Enquanto há tempos os galãs de novelas conseguiam agradar e atrair mulheres das mais diversas faixas etárias, nos dias atuais, grande parte dos bonitões da dramaturgia estão ''setorizados''. No lugar de Francisco Cuoco e Tarcísio Meira, por exemplo, que décadas atrás faziam mocinhas e vovós suspirarem por seus portes altivos e vozes empostadas, atualmente os arquétipos masculinos costumam se dividir entre os que atraem de adolescentes a balzaquianas e os que seduzem mulheres de meia idade em diante.
Exemplos disso são os jovens galãs, como Fiuk e Caio Castro, por exemplo. Caio tem sido considerado quase um ''Zé Mayer mirim''. Ele fascinava milhares de adolescentes enquanto atuava em ''Malhação'' no ano passado. E este ano, em ''Ti-Ti-Ti'', seu personagem Edgar tem caso com as personagens de Ísis Valverde, Maria Helena Chira e a bela trintona Guilhermina Guinle. Já tipos como Zé Mayer, por exemplo, considerado o galã-romântico e pegador, atualmente atrai mais as mulheres maduras. ''Sou um ator romântico. Sei que minha especialidade é ser galã, mas a minha fama de pegador está se esgotando'', brinca Zé.
Para Gilberto Braga, autor da próxima trama das nove da Globo, ''Insensato Coração'', que conta no elenco com um leque de galãs de diversas idades, como Tarcísio Meira, Antônio Fagundes, Fábio Assunção e Jonatas Faro, seu foco não é selecionar o mocinho apenas pelo ''appeal'' de galanteador. ''Nunca procuro galãs, mas bom atores. É o caso do meu protagonista Eriberto Leão, que não é só atraente'', ressalta Gilberto.
Ou seja, o tipo meio galã meio canalha, que décadas atrás fazia sucesso com a mulherada, parece cada vez mais escasso. Atualmente, alguns dos galãs da dramaturgia nacional que têm um alcance maior são os que demonstram alguma fragilidade ou vulnerabilidade em seus gestos, como Wagner Moura, Matheus Solano e Rodrigo Lombardi, por exemplo. ''O perfil do galã clássico, sem máculas, pertence a outra época. Hoje, os galãs são gente de carne e osso, têm problemas, conflitos no trabalho, crises e ainda têm de fazer com que o público feminino suspire por ele. Ou seja, ter todo esse carisma é cada vez mais difícil'', avalia o autor Ricardo Linhares.

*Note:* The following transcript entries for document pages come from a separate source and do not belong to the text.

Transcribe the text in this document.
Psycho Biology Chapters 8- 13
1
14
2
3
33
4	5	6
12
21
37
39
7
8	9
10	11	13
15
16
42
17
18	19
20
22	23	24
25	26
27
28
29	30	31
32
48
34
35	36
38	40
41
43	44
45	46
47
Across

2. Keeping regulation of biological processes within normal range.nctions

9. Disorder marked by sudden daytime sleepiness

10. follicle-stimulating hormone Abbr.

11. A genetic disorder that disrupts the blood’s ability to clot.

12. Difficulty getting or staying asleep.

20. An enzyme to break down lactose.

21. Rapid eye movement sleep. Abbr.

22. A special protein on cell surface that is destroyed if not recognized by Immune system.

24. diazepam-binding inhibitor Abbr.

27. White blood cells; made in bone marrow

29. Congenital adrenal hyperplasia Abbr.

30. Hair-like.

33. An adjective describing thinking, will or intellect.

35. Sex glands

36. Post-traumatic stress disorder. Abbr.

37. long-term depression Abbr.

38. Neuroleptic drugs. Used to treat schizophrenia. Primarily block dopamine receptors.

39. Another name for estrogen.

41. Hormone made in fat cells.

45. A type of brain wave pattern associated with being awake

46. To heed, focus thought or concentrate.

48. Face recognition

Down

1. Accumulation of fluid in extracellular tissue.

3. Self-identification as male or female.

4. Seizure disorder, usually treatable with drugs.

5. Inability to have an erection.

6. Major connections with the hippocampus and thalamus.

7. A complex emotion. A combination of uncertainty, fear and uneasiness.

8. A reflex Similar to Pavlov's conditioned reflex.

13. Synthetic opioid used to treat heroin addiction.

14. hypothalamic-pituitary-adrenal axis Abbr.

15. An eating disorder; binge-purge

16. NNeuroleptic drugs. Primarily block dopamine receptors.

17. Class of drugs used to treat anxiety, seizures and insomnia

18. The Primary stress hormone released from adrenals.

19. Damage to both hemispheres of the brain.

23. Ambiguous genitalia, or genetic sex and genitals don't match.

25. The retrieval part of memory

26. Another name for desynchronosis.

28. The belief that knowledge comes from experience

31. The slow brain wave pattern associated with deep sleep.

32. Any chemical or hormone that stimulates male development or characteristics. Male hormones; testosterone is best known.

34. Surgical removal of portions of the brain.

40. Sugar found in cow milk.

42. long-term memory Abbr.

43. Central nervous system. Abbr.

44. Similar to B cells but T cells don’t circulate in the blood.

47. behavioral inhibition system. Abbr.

Há também aqueles galãs atípicos, com baixa estatura, representados na dramaturgia nacional por Bruno Gagliasso, por exemplo, que mede 1.65 m. Em ''Passione'', trama das oito da Globo, seu personagem Berilo é um bígamo cômico. Aliás, o ator nunca chegou a viver um mocinho galã e sempre se destacou com papéis bem diversos, como um ''gay'' em ''América'' e um esquizofrênico em ''Caminho das Índias''. ''Não me vejo como galã. É muito louco eu ser um dos campeões de carta da emissora. Galã tem de ser alto'', acredita Bruno.
Do alto de seu 1,97 m de altura, Victor Fasano, no entanto, teve de lutar por anos contra o estigma de ator-galã. ''Isso me incomodava, mas tinha de ser classificado de alguma coisa. Todos os atores são. Só não queria ser apenas isso'', observa Victor. Já Dalton Vigh, com porte atlético e 1,92 m de altura, não entende ao certo porque não emplacou mais galãs ao longo de sua carreira. ''Não tenho um biotipo brasileiro. Meu tipo físico me limita a alguns tipos de personagens'', analisa Dalton.
Na verdade, independentemente de porte ou tamanho ou que nicho feminino um ator atrai mais, o que de fato classifica de forma atemporal os galãs é um carisma marcante aliado a determinadas características, como um olhar malandro, um belo tipo físico ou até mesmo alguma esquisitice intrigante que humanize seus personagens. ''Não podemos mais estereotipar os atores. Os personagens estão mais humanizados e as características humanas são determinantes para que as pessoas sejam atraentes'', avalia Marcílio Moraes, autor de ''Ribeirão do Tempo'', da Record.